Republic of the Congo politician

Jean-Didace Médard Moussodia is a Congolese politician who has served as a Deputy in the National Assembly of Congo-Brazzaville since 2002.

==Political career==
In the May-June 2002 parliamentary election, Moussodia stood as the candidate of the Union for Democracy and the Republic (UDR-Mwinda), an opposition party, in the third constituency of Moungali, located in Brazzaville. He won the seat in the second round of voting. Moussodia was one of six UDR-Mwinda deputies elected to the National Assembly in 2002. When the National Assembly began meeting in August 2002, UDR-Mwinda leader André Milongo presided over the initial meeting due to his status as the oldest deputy (doyen d'âge). He was assisted in that role by the two youngest deputies, one of whom was Moussodia.

Subsequently Moussodia left the UDR-Mwinda and joined the Division of Young Republicans (PJR), a group led by Denis-Christel Sassou Nguesso, the son of President Denis Sassou Nguesso. In the June-August 2007 parliamentary election, he stood for re-election to the National Assembly as an independent candidate in the same constituency, and he prevailed in the first round with 51.19% of the vote. He had to stand as an independent because the PJR, as a political association rather than a party, could not directly field candidates for election. Eight PJR members, including Moussodia, were elected to the National Assembly as independent candidates in the 2007 election. At a PJR meeting on 12 October 2007, Moussodia was designated as the PJR's Secretary for Relations with Affiliated Associations and Political Partners.
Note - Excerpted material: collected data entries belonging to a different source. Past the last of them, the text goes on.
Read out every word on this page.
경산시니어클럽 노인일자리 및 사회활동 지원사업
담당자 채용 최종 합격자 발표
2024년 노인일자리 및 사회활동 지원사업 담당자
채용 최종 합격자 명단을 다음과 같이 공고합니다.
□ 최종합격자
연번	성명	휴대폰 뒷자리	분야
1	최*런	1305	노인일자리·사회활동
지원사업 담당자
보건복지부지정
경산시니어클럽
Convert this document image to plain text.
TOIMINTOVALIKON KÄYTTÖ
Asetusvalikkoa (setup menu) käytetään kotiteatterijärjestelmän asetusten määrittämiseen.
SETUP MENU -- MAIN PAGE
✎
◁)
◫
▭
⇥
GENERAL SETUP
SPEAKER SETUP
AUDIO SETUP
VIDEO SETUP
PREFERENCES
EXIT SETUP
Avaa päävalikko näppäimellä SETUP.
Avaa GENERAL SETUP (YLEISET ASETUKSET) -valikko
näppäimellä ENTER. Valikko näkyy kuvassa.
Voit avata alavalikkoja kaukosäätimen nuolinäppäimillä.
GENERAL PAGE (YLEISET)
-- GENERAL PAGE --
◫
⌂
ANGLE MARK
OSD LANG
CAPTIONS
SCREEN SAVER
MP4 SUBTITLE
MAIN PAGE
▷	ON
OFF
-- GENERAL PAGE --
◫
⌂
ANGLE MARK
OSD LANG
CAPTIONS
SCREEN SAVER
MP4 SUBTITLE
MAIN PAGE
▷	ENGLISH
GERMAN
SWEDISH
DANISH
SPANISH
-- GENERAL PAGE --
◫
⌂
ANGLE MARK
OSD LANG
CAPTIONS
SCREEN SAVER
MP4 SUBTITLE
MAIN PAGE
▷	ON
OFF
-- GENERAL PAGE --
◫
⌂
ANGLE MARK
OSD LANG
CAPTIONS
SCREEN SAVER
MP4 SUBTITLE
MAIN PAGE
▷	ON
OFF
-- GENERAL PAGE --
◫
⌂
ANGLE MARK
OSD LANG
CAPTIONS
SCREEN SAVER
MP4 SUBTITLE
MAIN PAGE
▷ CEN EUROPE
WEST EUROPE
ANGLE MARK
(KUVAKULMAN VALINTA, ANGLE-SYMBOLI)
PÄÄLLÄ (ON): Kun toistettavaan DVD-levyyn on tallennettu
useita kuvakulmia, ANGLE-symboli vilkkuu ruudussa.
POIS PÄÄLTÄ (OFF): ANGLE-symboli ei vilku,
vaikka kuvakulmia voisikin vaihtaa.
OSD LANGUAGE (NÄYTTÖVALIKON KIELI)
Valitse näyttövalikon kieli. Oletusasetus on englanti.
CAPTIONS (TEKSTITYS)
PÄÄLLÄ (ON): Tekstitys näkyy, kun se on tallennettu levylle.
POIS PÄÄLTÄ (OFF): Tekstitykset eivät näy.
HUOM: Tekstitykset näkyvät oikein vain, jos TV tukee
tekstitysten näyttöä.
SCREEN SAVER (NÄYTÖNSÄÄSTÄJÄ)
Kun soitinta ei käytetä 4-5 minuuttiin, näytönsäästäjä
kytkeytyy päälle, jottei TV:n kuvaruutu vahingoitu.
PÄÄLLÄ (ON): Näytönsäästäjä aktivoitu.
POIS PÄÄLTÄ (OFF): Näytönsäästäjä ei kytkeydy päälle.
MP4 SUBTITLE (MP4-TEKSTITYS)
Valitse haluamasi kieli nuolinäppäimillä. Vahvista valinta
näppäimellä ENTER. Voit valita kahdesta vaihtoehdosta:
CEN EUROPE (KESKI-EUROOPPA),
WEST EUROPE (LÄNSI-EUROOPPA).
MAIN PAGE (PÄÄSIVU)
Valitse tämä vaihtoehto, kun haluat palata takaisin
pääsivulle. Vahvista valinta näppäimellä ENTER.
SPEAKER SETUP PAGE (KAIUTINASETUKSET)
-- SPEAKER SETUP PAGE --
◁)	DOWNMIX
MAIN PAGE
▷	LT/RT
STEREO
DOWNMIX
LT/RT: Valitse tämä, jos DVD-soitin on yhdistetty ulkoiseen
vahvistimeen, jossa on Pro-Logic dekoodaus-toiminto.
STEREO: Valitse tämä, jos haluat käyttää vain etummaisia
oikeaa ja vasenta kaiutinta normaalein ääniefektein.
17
On 8 October 2011, Moussodia donated 33 sewing machines for girls in his constituency.

In the July-August 2012 parliamentary election, Moussodia was again re-elected to the National Assembly as an independent candidate in the third constituency of Moungali; he won the seat in the first round with 57.49% of the vote.

On 12 September 2013, Moussodia was re-elected as President of the Party for Unity, Freedom and Progress (PULP-Moko Molé), a political party that supported President Sassou Nguesso, at a party meeting in Brazzaville.

At a meeting with his constituents on 4 January 2014, Moussodia gave out envelopes containing 25,000 CFA francs each to 800 women in order to help them start small businesses. He also discussed the work of the National Assembly and listened to the problems facing his constituents.

In the July 2017 parliamentary election, Moussodia stood for re-election as the PULP candidate in the third constituency of Moungali. He placed first in the first round of voting with 38.34%, slightly ahead of second place candidate Gervine Mounea Aya. He won the seat in the second round of voting. He was designated as First Vice-President of the Planning Commission of the National Assembly on 2 September 2017.